Первая книга Ходасевича - это лирический документ "смешения искусства с жизнью", которое ведь могло происходить не только в жизни, но и в искусстве. Та "неясность, шаткость линий, которыми <...> очерчивалась реальность" для людей, попавших в "символическое измерение", о какой говорит автор "Некрополя", сказывалась как в жизнетворческих попытках друзей его молодости, так и в образах его ранней поэзии. Оттого и признавался он в уже цитированном предисловии 1921 года, что перестал понимать стихи своей "Молодости": слишком там много было зашифрованного в общедекадентскую поэтику - живого, конкретно-ситуативного, личного, забытых чувств и потерявших свое былое значение событий. "Вижу, - пишет Ходасевич в предисловии, - что даже отдельные образы, строки, слова этих стихов имели когда-то особый, ныне затерянный смысл". В смешении поэзии с жизнью затеривалась, поглощалась конкретная подлинность как жизни, так и поэзии. Но в "Молодости" к ней есть и прорывы - особенно там, где поэт способен охватить жизнетворческую игру свою и своих партнеров сторонним взглядом:
В лунном отсвете синем
Страшно встретиться с ряженым!
Мы друг друга окинем
Взором чуждым, неслаженным.
Самого себя жутко.
Я - не я? Вдруг да станется?
Вдруг полночная шутка
Да навеки протянется?
Остро и в самом деле жутко - и ведь не только жизненную историю Муни, рассказанную в "Некрополе", предвещают эти стихи, но и протягивается от них ниточка связи к будущему сильнейшему у Ходасевича стихотворению - "Перед зеркалом", 1924 (о котором Юрий Иваск, с некоторым сомнением обсуждая право Ходасевича на "памятник", то есть на долговечное поэтическое признание, сказал, что это - "если не бессмертные, то вне-смертные стихи" {Новый журнал. 1985. No 159. С. 129.}).

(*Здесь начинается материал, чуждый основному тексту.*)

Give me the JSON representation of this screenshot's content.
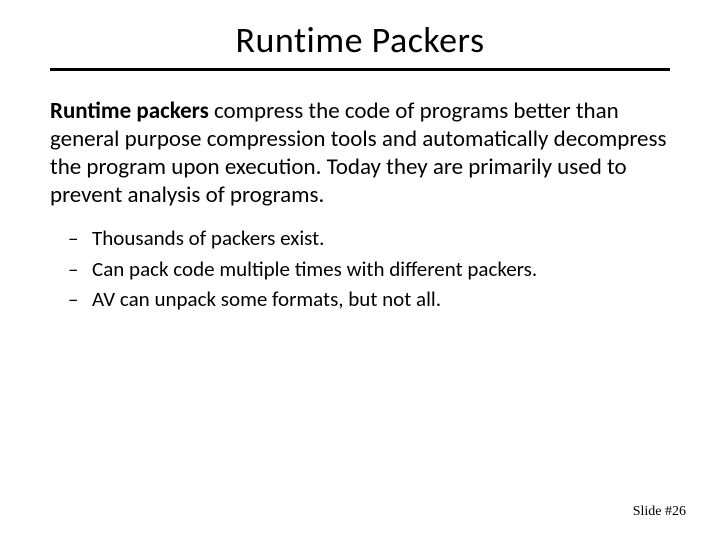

Владимир Вейдле, автор бесспорно лучших критических работ о Ходасевиче, обозревая в 1928 году уже (как окажется) весь его поэтический путь, сказал о "Молодости": "...на месте Ходасевича еще никого нет" {Современные записки. 1928. Кн. XXXIV. С. 456. Статья "Поэзия Ходасевича" перепечатана в журнале "Русская литература", 1989, No 2; цитируемое место на с. 150. Далее ссылки даются на "Русскую литературу".}. Но, наверное, более точно и справедливо он же судил в рецензии на "Некрополь" - о том, что, воскрешая "воздух" околосимволистского бытия и быта, автор "Некрополя" рисует "тот кокон, из которого вылупились впоследствии стихи "Тяжелой лиры", да и вся вообще зрелая лирика Ходасевича" {Современные записки. 1939. Кн. LXIX. С. 394.}. Вероятно, и в навеянной этим "воздухом" ранней книге стихов скрывался тот "кокон". "Молодость" увидела свет в околосимволистском книгоиздательстве "Гриф", в котором до и после нее вышли "Стихи о Прекрасной Даме" Александра Блока и "Кипарисовый ларец" Иннокентия Анненского. "Молодость" была скромным явлением в этом ряду. Но пройдут годы, и Владимир Набоков положит рядом на стул у кровати несчастного юного персонажа романа "Дар" "Кипарисовый ларец" и "Тяжелую лиру" как две путеводные книги новой поэзии нашего века.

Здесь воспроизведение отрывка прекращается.